Cela
faisait des mois voire même plus que je souhaitais découvrir la cuisine de Kemal
Demirasal qui me semblait être absolument proche du rêve du moins en parcourant
déjà son site mais aussi suite à quelques rares articles parus ci et là.
Principalement sur des sites turques, mais rédigés par la plupart du temps des
anglo-saxons qui ont créés une certaine vague d’excitation dans le monde de la
gastronomie.

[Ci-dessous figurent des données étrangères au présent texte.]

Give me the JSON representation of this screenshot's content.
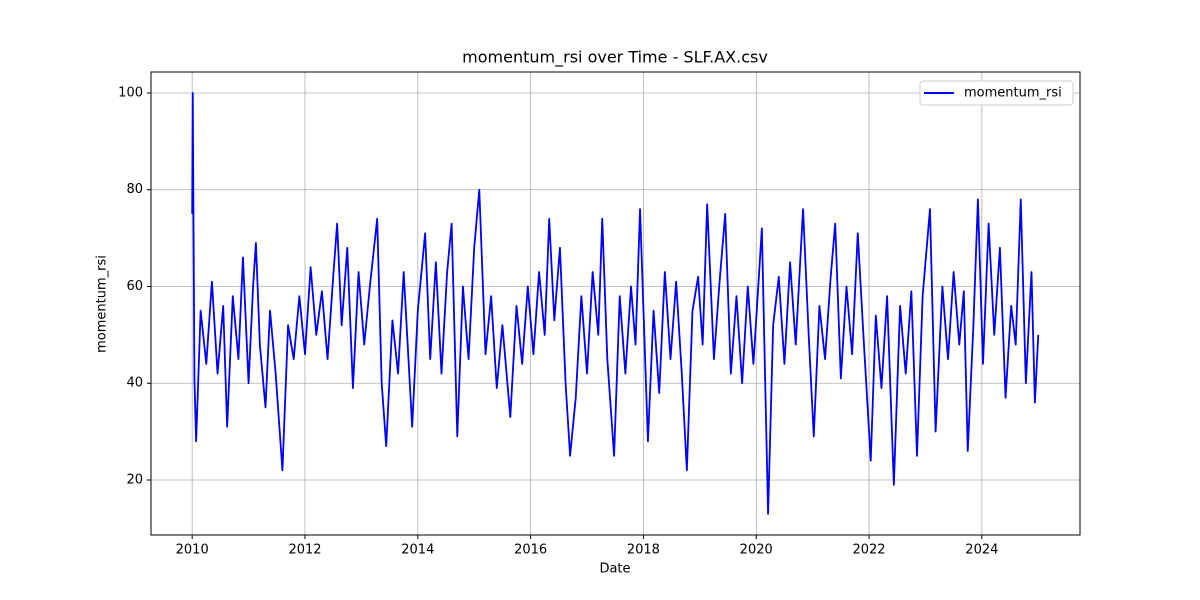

Quelque chose me disait que cette table devait être au-delà de
tout ce que l’on peut imaginer du moins dans un pays comme la Turquie où la
gastronomie de haut vol n’a pas encore atteint son firmament et que les médias
européens n’ont pas encore vraiment découverts à part quelques exceptions que
j’ai déjà mentionnée dans mon billet sur « Neolokal » d’il y a
quelques jours.
« Alancha »
est au départ une table ouverte en mai 2013 qui se trouve entre Izmir et Cesme
sur la côte égéenne, plus précisément à Alaçati
qui fut à une époque un village grec et aujourd’hui une fameuse station balnéaire sur la mer Egée. Le nom étant à l’origine la seule forêt de
pins de Alaçati ou se trouve une clairière dont le nom turc est justement « Alancha ».
Un chef
autodidacte, six fois ancien champion de windsurfing, qui n’a pas spécialement suivi d’étude de
gastronomie et par conséquent n’a pas de trophée à brandir. Mais que cela ne
tienne, quand quelqu’un à du génie en lui, papier ou non, on peut s’attendre à
quelques chose d’exceptionnel. Un chef qui s’inspire selon ce qui se dit des
concepts ou méthodes scandinaves peut laisser pensif mais si l’on pense à
associer produits, nature, saisons, saveurs nouvelles et compositions
innovantes tout en appliquant cela de manière locale, cela peut donner quelque
chose de plus que remarquable. Un des secrets étant que ce chef est parti deux
années sur la route afin de découvrir les 50 meilleures tables du monde… Certes
il y aura des moments qui probablement le marqueront mais j’aurai tendance à
m’imaginer que c’est avant tout une démarche qui était recherchée et non pas
une réplique.
Une cuisine
d’inspiration locale, Anatolienne mais également avec des influences grecques
et nordiques comme précédemment relaté. Chaque plat étant une œuvre car on y identifiera une recette soit
revisitée, soit transformée. Des associations terriennes et marines qui
émerveillent à chaque moment le foodiste sérieux le plus exigeant et peut-être
même le plus blasé…
Si vous ne
passez pas par Alaçati, vous aurez néanmoins l’opportunité de vivre cette
expérience à Istamboul. Son second restaurant vient récemment d’ouvrir depuis
fin février de cette année dans ce que l’on appelle la « Maçka Residence »,
en réalité une des offres de l’hôtel Kempinski pour des appartements privés
dans la zone de Maçka du quartier de Nişantaşi. Soyez sur que
votre chauffeur de taxi connaisse l’endroit car non seulement le lieu est un
peu difficile à trouver mais surtout cette résidence n’est pas toujours connue
des locaux.
Un bâtiment aux allures très modernes et peut-être inspiré des constructions
que l’on pourrait trouver à Copenhague avec une esthétique assez épurée. Une décoration d’un célèbre designer local appelé Gürcan Dere.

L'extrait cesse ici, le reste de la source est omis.